(concurring in the refusal to grant the writ).
Ordinarily, when an application for a writ to review a decision of an inferior court is denied by a majority of the members of this court, the minority views are not reduced to writing, and inasmuch as under our rules an application for rehearing of our action on a writ is never considered, such views have little, if any, value. This is particularly true in the instant case since a review of the previous decisions of this court upon which the Court of Appeal for the First Circuit based its decree here will readily disclose that the issues posed in the above entitled case are identical in every respect with those disposed of in the first decision of this court in the case of California Co. v. Price, 225 La. 706, 74 So.2d 1.
Of the three justices who have not subscribed to the court’s action in refusing the instant writ, only Mr. Justice HAWTHORNE was a member of this court at the time the first Price case and its sequel, the second Price case (234 La. 338, 99 So.2d 743), were handed down. From a perusal of his lengthy written views for not concurring with the majority action in the instant case, I cannot conceive what purpose can be served by its rendition, for I find nothing therein that was not argued and reargued either in brief or orally in the two Price cases, and most of which *1057can be found by reading the dissenting opinions in those cases.
Much is now being made of the fact that the legislature of 1954 sought to nullify this court’s decision in the first Price case by its adoption of Act No. 727 (R.S. 9:5661) eleven days after the finality of that decision by declaring its conception of the public policy of the state at the time the legislature of 1912 adopted its Act No. 62, which was the basis for the decision in the first Price case. Yet no mention is made of the fact that at the time of the decision in the second Price case the provisions of Act No. 727 of 1954 had been in full force and effect for some three years, and the court in its majority view completely ignored the then Attorney General’s urgent plea that he be permitted to test the Beckwith title in an appropriate petitory action — already instituted — in the light of the state’s public policy as declared in Act No. 727 of 1954, and also in the light of additional information he had acquired disclosing the Beckwith patent had not been secured from the legally constituted officials of Louisiana, but, instead, through fraud, deceit, and collusion by one John Beckwith (an ex-general of the Union army, who, with other northern politicians, had swarmed over the South-land following the Civil War from a “carpetbag” governor maintained in office through the force of Federal troops, and on which no tax was ever paid. The court was at that time also aware of the decision of the Supreme Court of the United States in Illinois Central Railroad Co. v. People of the State of Illinois, 146 U.S. 387, 13 S.Ct. 110, 36 L.Ed. 1018, quoted from at length in my learned colleague’s written statement, as can be readily ascertained by a reference to my dissenting opinion in the second Price case.

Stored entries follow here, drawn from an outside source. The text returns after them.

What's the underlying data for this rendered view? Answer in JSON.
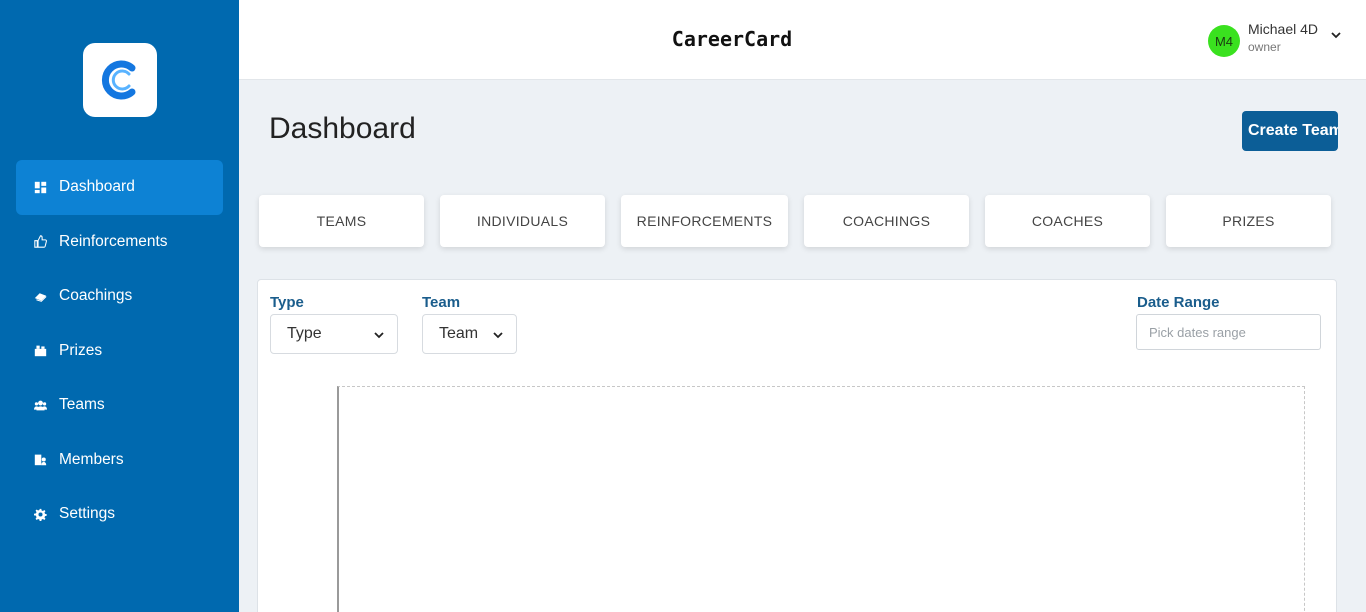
{
  "app": {
    "title": "CareerCard"
  },
  "user": {
    "initials": "M4",
    "name": "Michael 4D",
    "role": "owner"
  },
  "sidebar": {
    "items": [
      {
        "label": "Dashboard",
        "icon": "dashboard-icon",
        "active": true
      },
      {
        "label": "Reinforcements",
        "icon": "thumbs-up-icon"
      },
      {
        "label": "Coachings",
        "icon": "coaching-icon"
      },
      {
        "label": "Prizes",
        "icon": "prize-icon"
      },
      {
        "label": "Teams",
        "icon": "users-icon"
      },
      {
        "label": "Members",
        "icon": "members-icon"
      },
      {
        "label": "Settings",
        "icon": "gear-icon"
      }
    ]
  },
  "page": {
    "title": "Dashboard",
    "create_button": "Create Team"
  },
  "tabs": [
    "TEAMS",
    "INDIVIDUALS",
    "REINFORCEMENTS",
    "COACHINGS",
    "COACHES",
    "PRIZES"
  ],
  "filters": {
    "type": {
      "label": "Type",
      "value": "Type"
    },
    "team": {
      "label": "Team",
      "value": "Team"
    },
    "date_range": {
      "label": "Date Range",
      "placeholder": "Pick dates range"
    }
  },
  "colors": {
    "sidebar": "#0069af",
    "active_nav": "#0d82d4",
    "primary_button": "#0c5e97",
    "avatar": "#3ae11f",
    "label": "#1a5d8c"
  }
}
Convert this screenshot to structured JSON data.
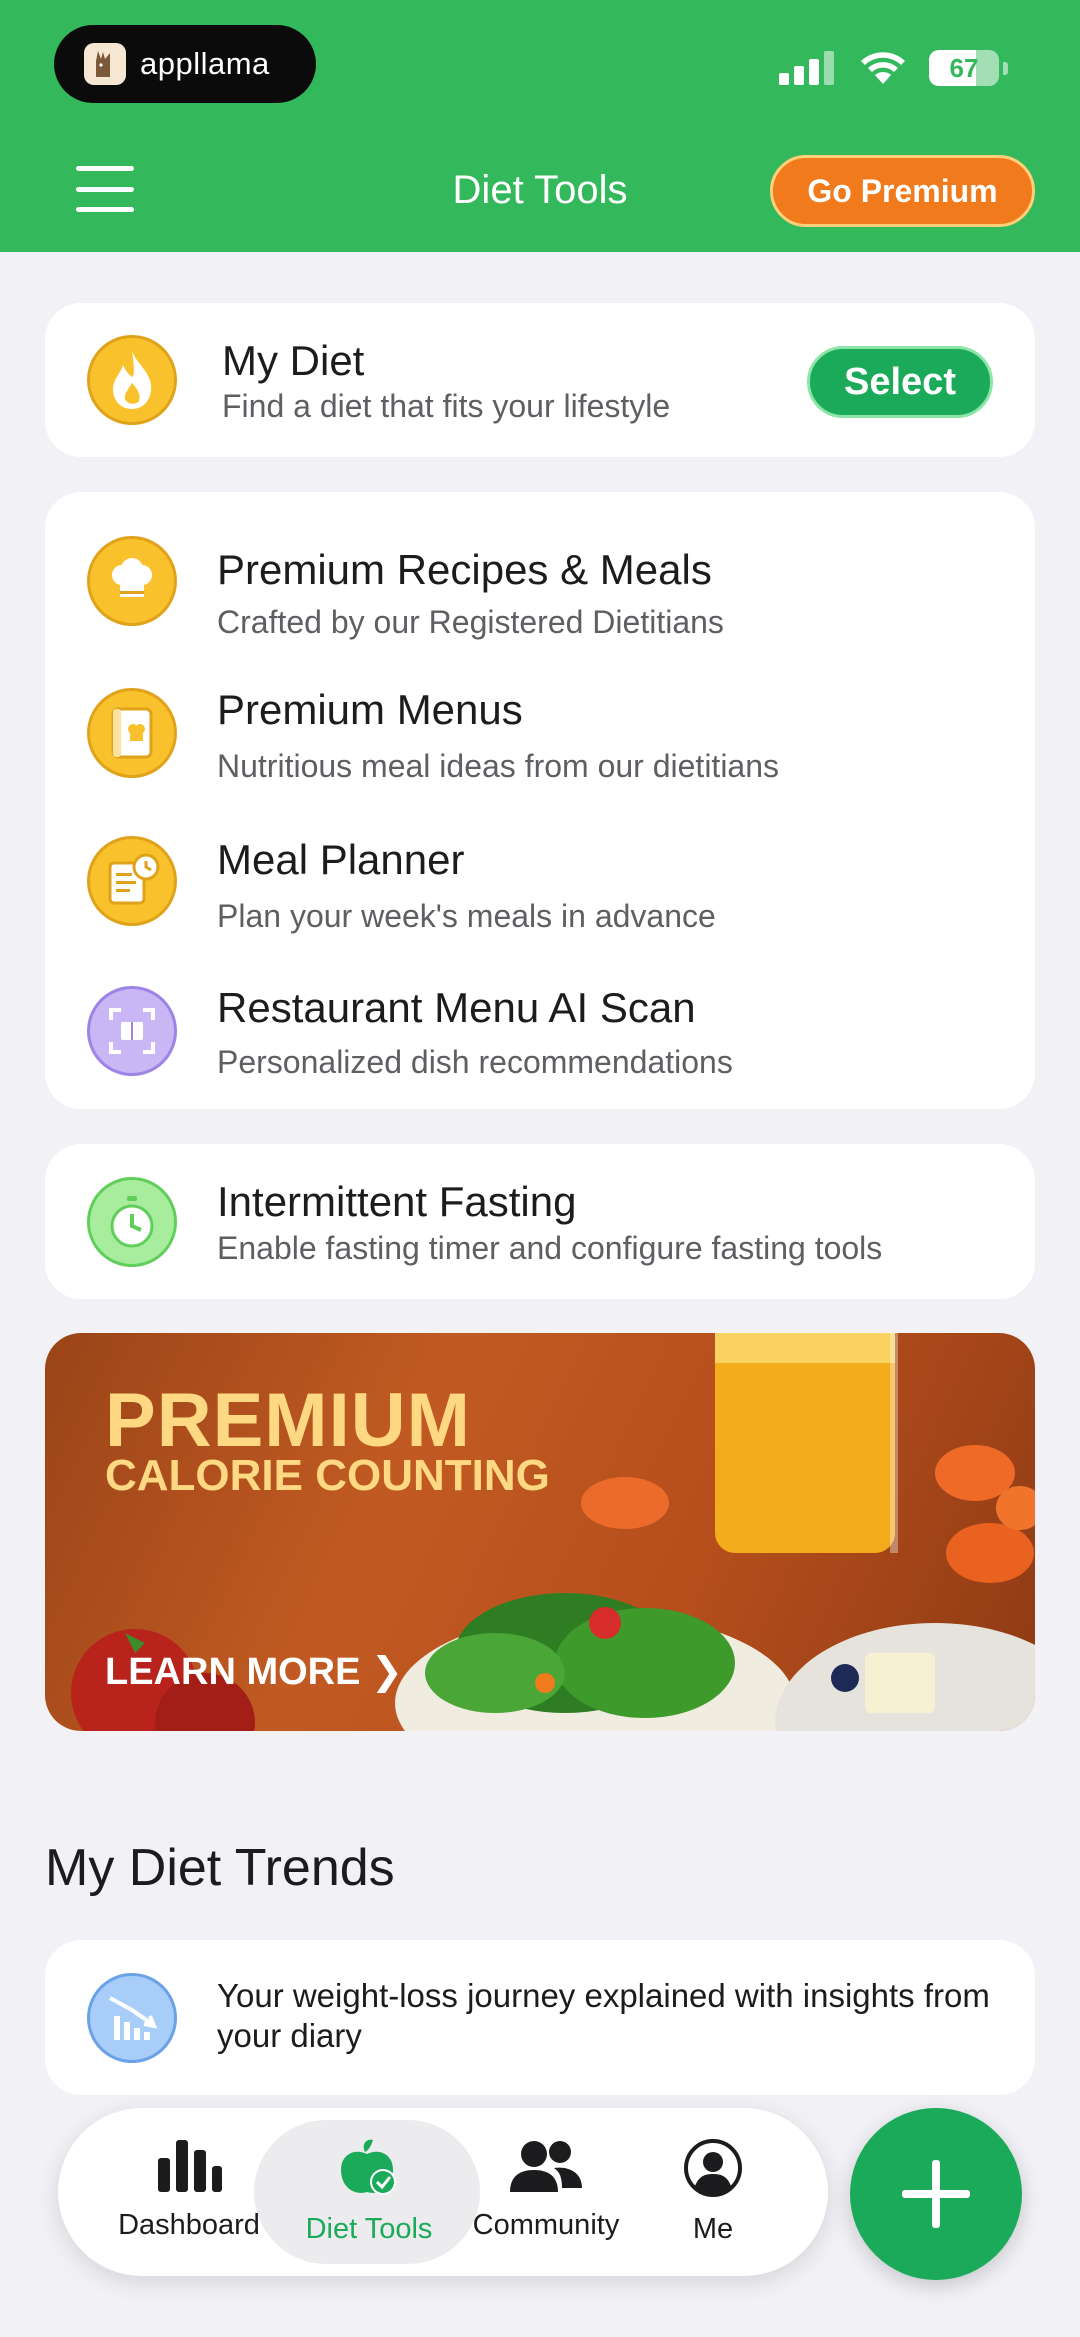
{
  "status_bar": {
    "app_name": "appllama",
    "battery": "67"
  },
  "header": {
    "title": "Diet Tools",
    "premium_button": "Go Premium"
  },
  "my_diet": {
    "title": "My Diet",
    "subtitle": "Find a diet that fits your lifestyle",
    "button": "Select",
    "icon": "flame-icon"
  },
  "premium_tools": [
    {
      "title": "Premium Recipes & Meals",
      "subtitle": "Crafted by our Registered Dietitians",
      "icon": "chef-hat-icon"
    },
    {
      "title": "Premium Menus",
      "subtitle": "Nutritious meal ideas from our dietitians",
      "icon": "menu-book-icon"
    },
    {
      "title": "Meal Planner",
      "subtitle": "Plan your week's meals in advance",
      "icon": "planner-clock-icon"
    },
    {
      "title": "Restaurant Menu AI Scan",
      "subtitle": "Personalized dish recommendations",
      "icon": "scan-icon"
    }
  ],
  "fasting": {
    "title": "Intermittent Fasting",
    "subtitle": "Enable fasting timer and configure fasting tools",
    "icon": "stopwatch-icon"
  },
  "banner": {
    "line1": "PREMIUM",
    "line2": "CALORIE COUNTING",
    "cta": "LEARN MORE ❯"
  },
  "trends": {
    "section_title": "My Diet Trends",
    "card_text": "Your weight-loss journey explained with insights from your diary"
  },
  "nav": {
    "items": [
      "Dashboard",
      "Diet Tools",
      "Community",
      "Me"
    ],
    "active": "Diet Tools"
  },
  "colors": {
    "brand_green": "#34b85c",
    "accent_orange": "#f07a1c",
    "button_green": "#1aaa5a"
  }
}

Yet in the second Price case the court, by a majority opinion, in which Mr. Justice Hawthorne concurred, concluded the decision in the first Price case had adjudged the Beckwith group to be the owners in full ownership of all of the land included in the Beckwith patent, thus not only approving the rationale of the decision in the first Price case, that is, that “The manifest purpose of Act No. 62 of 1912 was to stabilize titles issued by the State over the signature of the Governor and Register of the State .Land Office in cases wherein the State and other interested parties failed to contest the patents within a stated time,” [225 La. 706, 74 So. 2d 14] but reinforced the holding in the majority opinion that “when the stated time elapsed (the six year period provided by Act 62 of 1912) without action, the curative provisions of the law became operative and rendered ALL SUCH PATENTS UNASSAILABLE(The em*1059phasis and matter within brackets has been supplied.)
While it may be considered regrettable that I was unable to convince my learned colleagues of the far reaching effect of that decision at the time, I do not feel that this court can now in good conscience afford to deal differently with respect to the rights of all other such patents, particularly when it is noted that the property included in and covered by the patent held by the Cenacs was acquired in g'ood faith for the purpose of operating a fish and oyster industry that was actually established on the premises and operated there these many years, during all of which time the taxes thereon were .regularly paid each year.
Indeed, there would be no stability of titles in this state if every time there is a change of the membership of this court, previously adjudicated property rights are to be changed to accord with the views of the individual members as newly composed.